Updated on April 22, 2019 10:16:01 AM EDT
The National Association of Realtors announced at 10:00 AM ET this morning that home resales fell 4.9% last month. This was a larger decline than expected, meaning the housing sector was a bit softer last month than many had thought. That is favorable news for bonds and mortgage rates because a weakening housing sector makes broader economic growth more difficult and bonds tend to thrive in weaker economic conditions. Unfortunately, it does not carry enough significance to offset the overnight weakness that carried into this morning’s trading.
The rest of the week brings us the release of four more monthly and quarterly economic reports that may affect mortgage rates in addition to a couple of Treasury auctions. One of those reports is considered to be extremely important to the financial and mortgage markets and can cause a great deal of volatility. The weeks calendar, along with corporate earnings reports, makes it very likely that this will be an active week for mortgage rates.
March’s New Home Sales report will be posted tomorrow morning. This Commerce Department report tracks a much smaller portion of all home sales than today’s report does. It also gives us an indication of housing sector strength and future mortgage credit demand. However, unless it varies greatly from analysts forecasts I am not expecting the data to cause much movement in mortgage rates. Analysts are also forecasting a decline in sales of newly constructed homes. Good news for mortgage rates would be a sizable drop in sales.

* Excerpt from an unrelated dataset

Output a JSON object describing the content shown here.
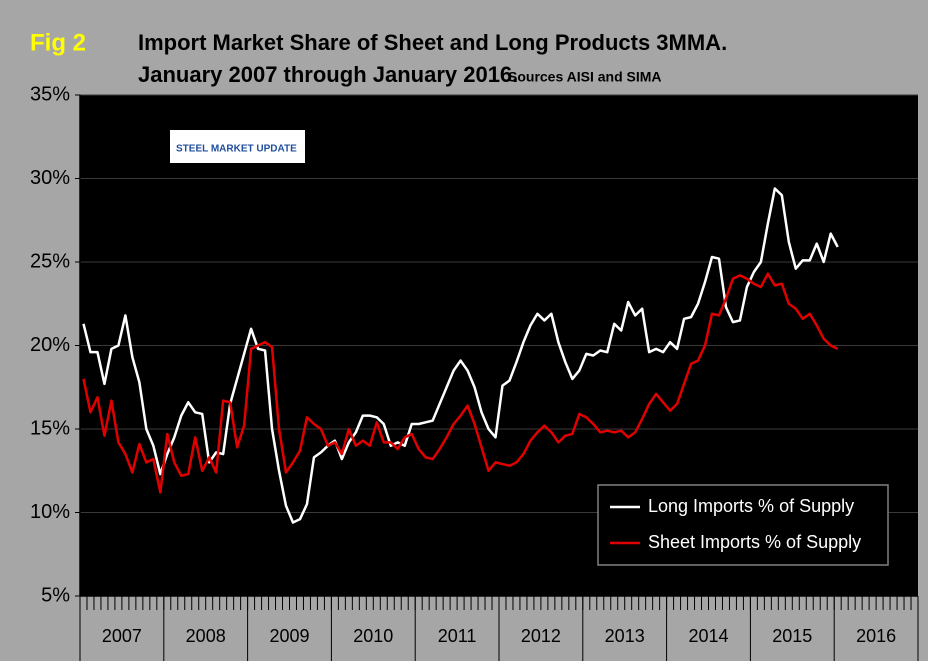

Overall, Friday is the most important day of the week due mostly to the release of two reports, including the highly important initial GDP reading. Thursday may also be one of the more active days due to the Durable Goods Orders report. Wednesday is the best candidate for least important day. Throw in week two of corporate earnings season and we have plenty to watch this week. Accordingly, it is highly recommended that you maintain contact with your mortgage professional if closing in the near future and still floating an interest rate.